Violence erupted in Port Said on Saturday after an Egyptian court handed down 21 death sentences in connection with the deadly riot last year at a football stadium in the Mediterranean city.
At least 74 people were killed in the riot on February 1, 2012, which began minutes after the final whistle in a game between al-Masry and the Cairo-based al-Ahly.
Al-Masry fans stormed the pitch after their team won, throwing stones, bottles and fireworks at al-Ahly supporters.
Witnesses said that police at the stadium did nothing to stop the violence, which set off days of violent protests in the capital Cairo.
The verdicts are not final; death sentences must be approved by Egypt’s grand mufti, though that is largely a procedural formality. Defendants can also appeal their sentences, which could take years to carry out.
After the verdicts were handed down, the families of the defendants tried to storm the prison, and police used tear gas to disperse them.
There were reports of gunfire around the prison, with 30 people killed, including at least two police officers who were shot dead. Police have now sealed off Port Said, and the army has been deployed to “restore stability”; a curfew has been imposed in the area around the prison.
“It has been decided to deploy some units to work for calm and stability and the protection of public establishments,” said General Ahmed Wasfi, in a statement carried by the official MENA news agency.

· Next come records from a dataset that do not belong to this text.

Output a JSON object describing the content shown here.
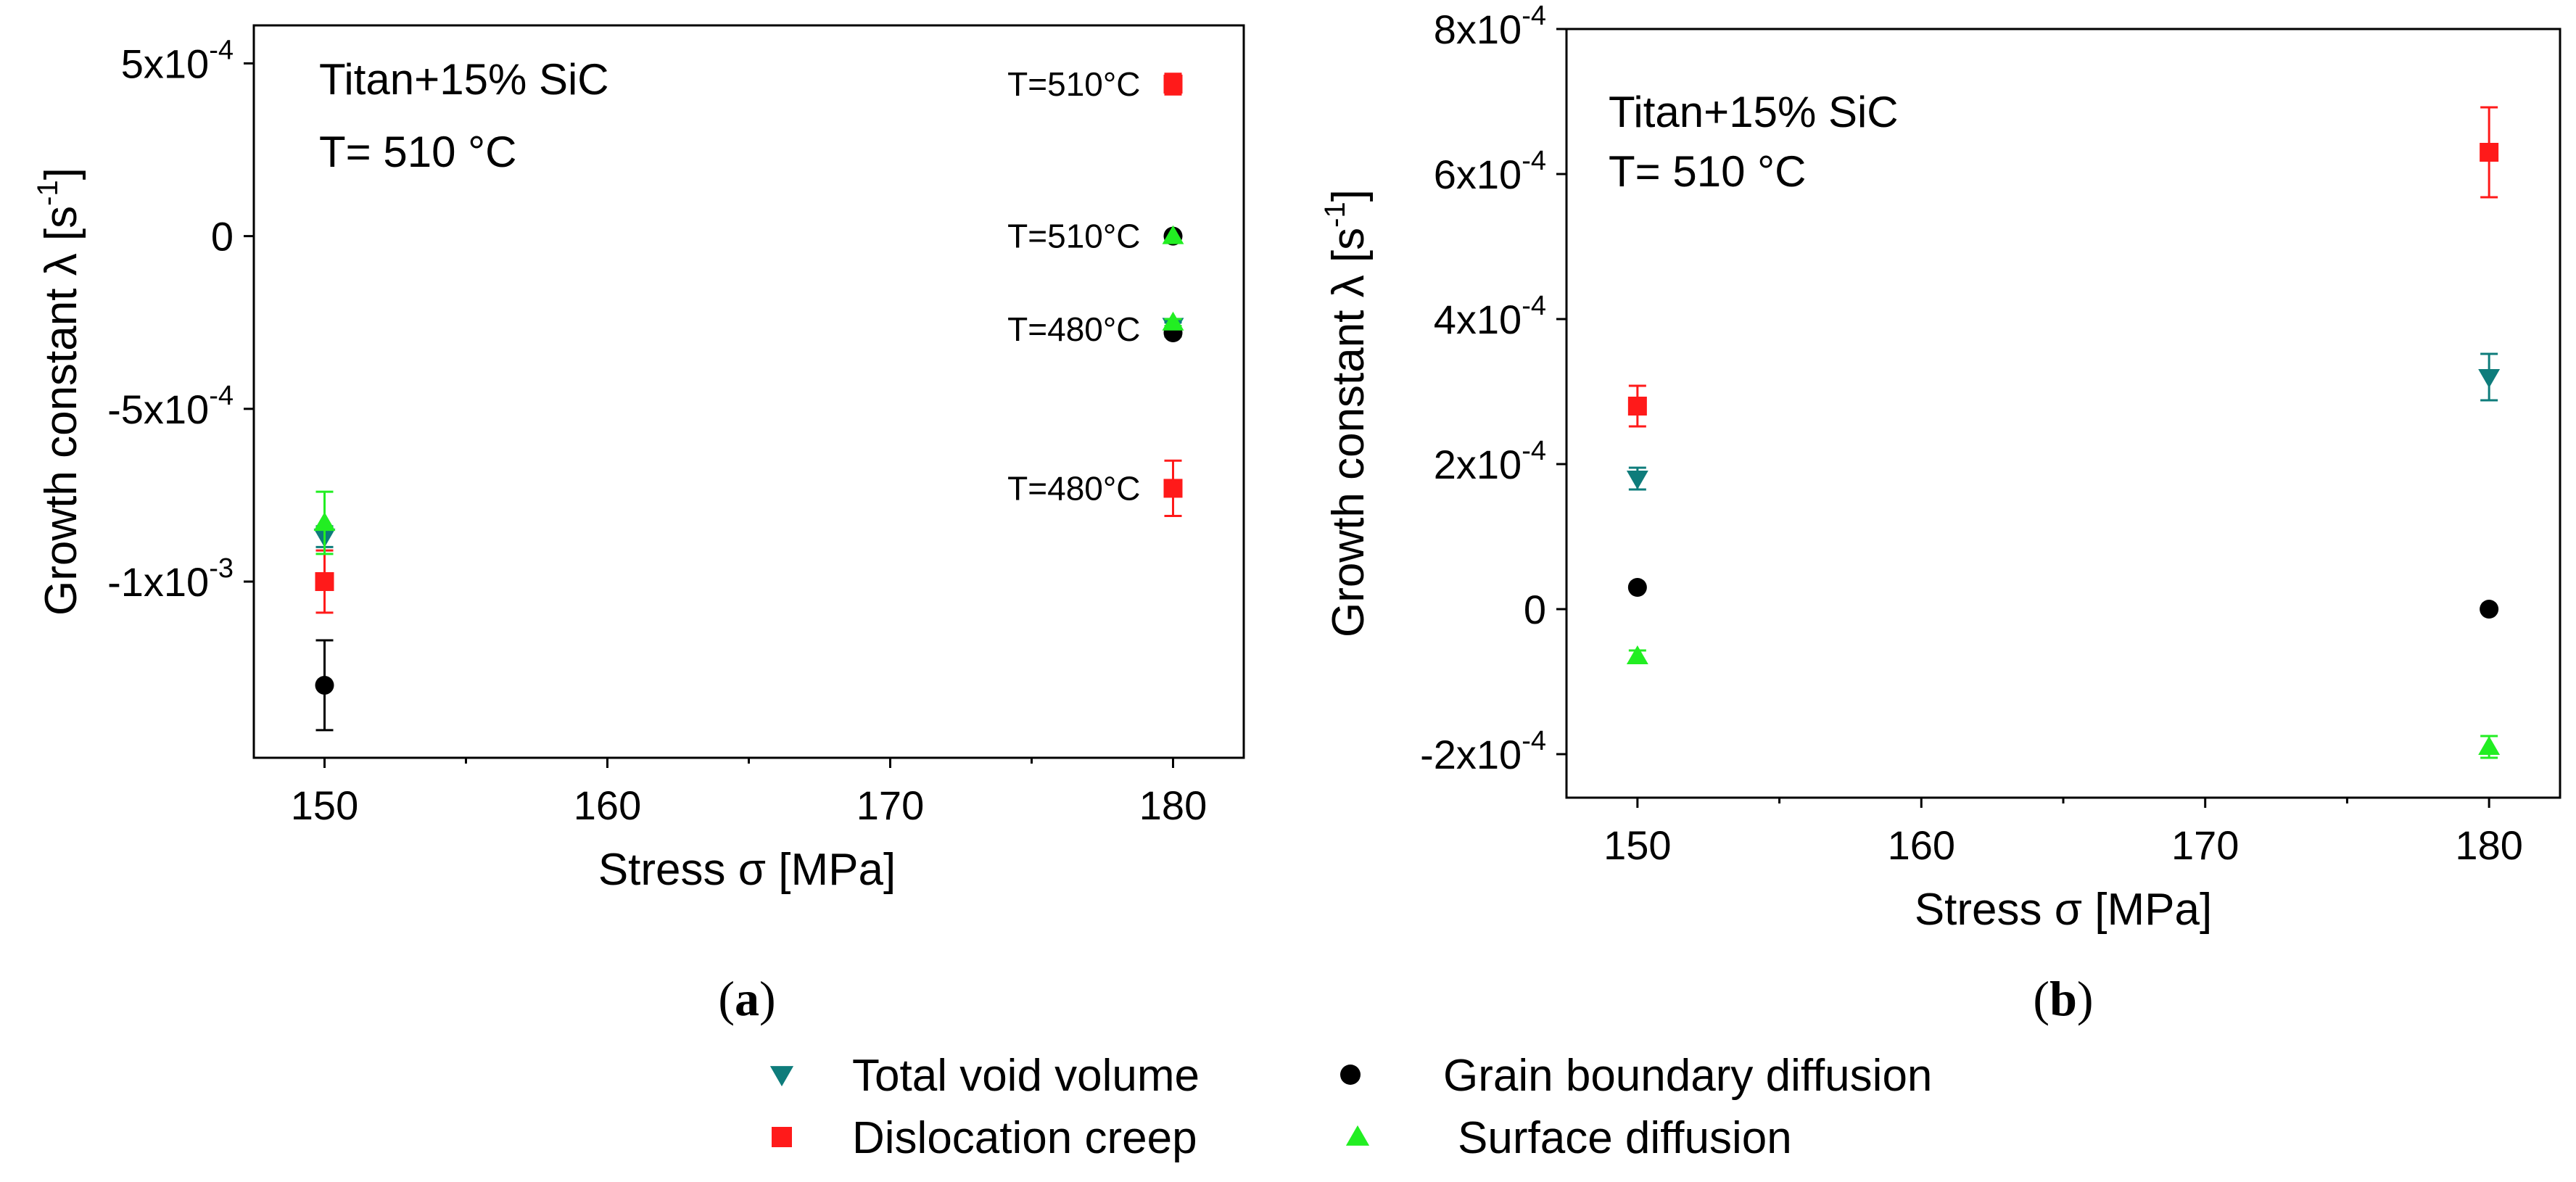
{
  "colors": {
    "total_void_volume": "#0e7c7b",
    "dislocation_creep": "#ff1a1a",
    "grain_boundary_diffusion": "#000000",
    "surface_diffusion": "#22ee22"
  },
  "legend": {
    "entries": [
      {
        "key": "total_void_volume",
        "label": "Total void volume",
        "marker": "triangle-down"
      },
      {
        "key": "grain_boundary_diffusion",
        "label": "Grain boundary diffusion",
        "marker": "circle"
      },
      {
        "key": "dislocation_creep",
        "label": "Dislocation creep",
        "marker": "square"
      },
      {
        "key": "surface_diffusion",
        "label": "Surface diffusion",
        "marker": "triangle-up"
      }
    ]
  },
  "chart_data": [
    {
      "type": "scatter",
      "panel_label": "a",
      "title": "",
      "annotation_lines": [
        "Titan+15% SiC",
        "T= 510 °C"
      ],
      "xlabel": "Stress σ [MPa]",
      "ylabel": "Growth constant λ [s-1]",
      "xlim": [
        147.5,
        182.5
      ],
      "ylim": [
        -0.00151,
        0.00061
      ],
      "xticks": [
        150,
        160,
        170,
        180
      ],
      "xtick_labels": [
        "150",
        "160",
        "170",
        "180"
      ],
      "yticks": [
        0.0005,
        0,
        -0.0005,
        -0.001
      ],
      "ytick_labels": [
        {
          "base": "5x10",
          "exp": "-4"
        },
        {
          "base": "0",
          "exp": ""
        },
        {
          "base": "-5x10",
          "exp": "-4"
        },
        {
          "base": "-1x10",
          "exp": "-3"
        }
      ],
      "series": [
        {
          "key": "total_void_volume",
          "name": "Total void volume",
          "marker": "triangle-down",
          "points": [
            {
              "x": 150,
              "y": -0.00087,
              "err": 3e-05
            },
            {
              "x": 180,
              "y": -0.00026,
              "err": 1e-05
            }
          ]
        },
        {
          "key": "dislocation_creep",
          "name": "Dislocation creep",
          "marker": "square",
          "points": [
            {
              "x": 150,
              "y": -0.001,
              "err": 9e-05
            },
            {
              "x": 180,
              "y": 0.00044,
              "err": 3e-05
            },
            {
              "x": 180,
              "y": -0.00073,
              "err": 8e-05
            }
          ]
        },
        {
          "key": "grain_boundary_diffusion",
          "name": "Grain boundary diffusion",
          "marker": "circle",
          "points": [
            {
              "x": 150,
              "y": -0.0013,
              "err": 0.00013
            },
            {
              "x": 180,
              "y": -0.00028,
              "err": 1e-05
            },
            {
              "x": 180,
              "y": 0.0,
              "err": 0.0
            }
          ]
        },
        {
          "key": "surface_diffusion",
          "name": "Surface diffusion",
          "marker": "triangle-up",
          "points": [
            {
              "x": 150,
              "y": -0.00083,
              "err": 9e-05
            },
            {
              "x": 180,
              "y": -0.00025,
              "err": 1e-05
            },
            {
              "x": 180,
              "y": 0.0,
              "err": 0.0
            }
          ]
        }
      ],
      "point_annotations": [
        {
          "text": "T=510°C",
          "x": 180,
          "y": 0.00044
        },
        {
          "text": "T=510°C",
          "x": 180,
          "y": 0.0
        },
        {
          "text": "T=480°C",
          "x": 180,
          "y": -0.00027
        },
        {
          "text": "T=480°C",
          "x": 180,
          "y": -0.00073
        }
      ]
    },
    {
      "type": "scatter",
      "panel_label": "b",
      "title": "",
      "annotation_lines": [
        "Titan+15% SiC",
        "T= 510 °C"
      ],
      "xlabel": "Stress σ [MPa]",
      "ylabel": "Growth constant λ [s-1]",
      "xlim": [
        147.5,
        182.5
      ],
      "ylim": [
        -0.00026,
        0.0008
      ],
      "xticks": [
        150,
        160,
        170,
        180
      ],
      "xtick_labels": [
        "150",
        "160",
        "170",
        "180"
      ],
      "yticks": [
        0.0008,
        0.0006,
        0.0004,
        0.0002,
        0,
        -0.0002
      ],
      "ytick_labels": [
        {
          "base": "8x10",
          "exp": "-4"
        },
        {
          "base": "6x10",
          "exp": "-4"
        },
        {
          "base": "4x10",
          "exp": "-4"
        },
        {
          "base": "2x10",
          "exp": "-4"
        },
        {
          "base": "0",
          "exp": ""
        },
        {
          "base": "-2x10",
          "exp": "-4"
        }
      ],
      "series": [
        {
          "key": "total_void_volume",
          "name": "Total void volume",
          "marker": "triangle-down",
          "points": [
            {
              "x": 150,
              "y": 0.00018,
              "err": 1.5e-05
            },
            {
              "x": 180,
              "y": 0.00032,
              "err": 3.2e-05
            }
          ]
        },
        {
          "key": "dislocation_creep",
          "name": "Dislocation creep",
          "marker": "square",
          "points": [
            {
              "x": 150,
              "y": 0.00028,
              "err": 2.8e-05
            },
            {
              "x": 180,
              "y": 0.00063,
              "err": 6.2e-05
            }
          ]
        },
        {
          "key": "grain_boundary_diffusion",
          "name": "Grain boundary diffusion",
          "marker": "circle",
          "points": [
            {
              "x": 150,
              "y": 3e-05,
              "err": 0.0
            },
            {
              "x": 180,
              "y": 0.0,
              "err": 0.0
            }
          ]
        },
        {
          "key": "surface_diffusion",
          "name": "Surface diffusion",
          "marker": "triangle-up",
          "points": [
            {
              "x": 150,
              "y": -6.5e-05,
              "err": 8e-06
            },
            {
              "x": 180,
              "y": -0.00019,
              "err": 1.5e-05
            }
          ]
        }
      ],
      "point_annotations": []
    }
  ]
}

Al Jazeera’s Rawya Rageh, reporting from the city, said that people in plainclothes were firing automatic weapons.
‘Justice or blood’
Families of the victims inside the courtroom, meanwhile, reacted with joy and disbelief, cheering and holding pictures of their relatives. “The police are thugs,” yelled relatives before the judge took the bench.
Hassan Mustafa, who had pinned a photo of his dead friend to his chest, said he was pleased with the verdict, but also wants “justice served for those who planned the killing.”
The verdicts were also met with cheers by al-Ahly supporters who had gathered outside the football club in Cairo.
But the rulings will likely be seen as political – an effort to appease the “Ultras Ahlawy,” die-hard supporters of al-Ahly, who threatened unrest in the capital if the rulings were not to their liking.
Al-Ahly supporters have blocked roads, bridges, and Cairo’s metro system over the past few days. “Justice or blood,” they warned in a statement on Facebook.
“There is nothing to say these people did anything, and we don’t understand what this verdict is based on,” one of the defendants’ lawyers told the Associated Press by telephone. “[This was] a political decision to calm the public.”
Dozens of other defendants, including security officials accused of failing to stop the violence, are expected to receive their verdicts on March 9.
All of this comes just hours after deadly protests that marked the second anniversary of the revolution that toppled longtime Egyptian ruler Hosni Mubarak.
Ten people were killed on Friday in anti-government protests in Suez and Ismailia, and more than 470 people were wounded; Mohamed Morsi, the Egyptian president, deployed the army in Suez to restore order.
Representatives of the National Salvation Front, the main opposition bloc in Egypt, held a press conference on Saturday to condemn the violence. The group demanded that Morsi appoint a new national unity government and form a committee to overhaul the recently-approved constitution, and threatened to boycott upcoming parliamentary elections unless its demands are met.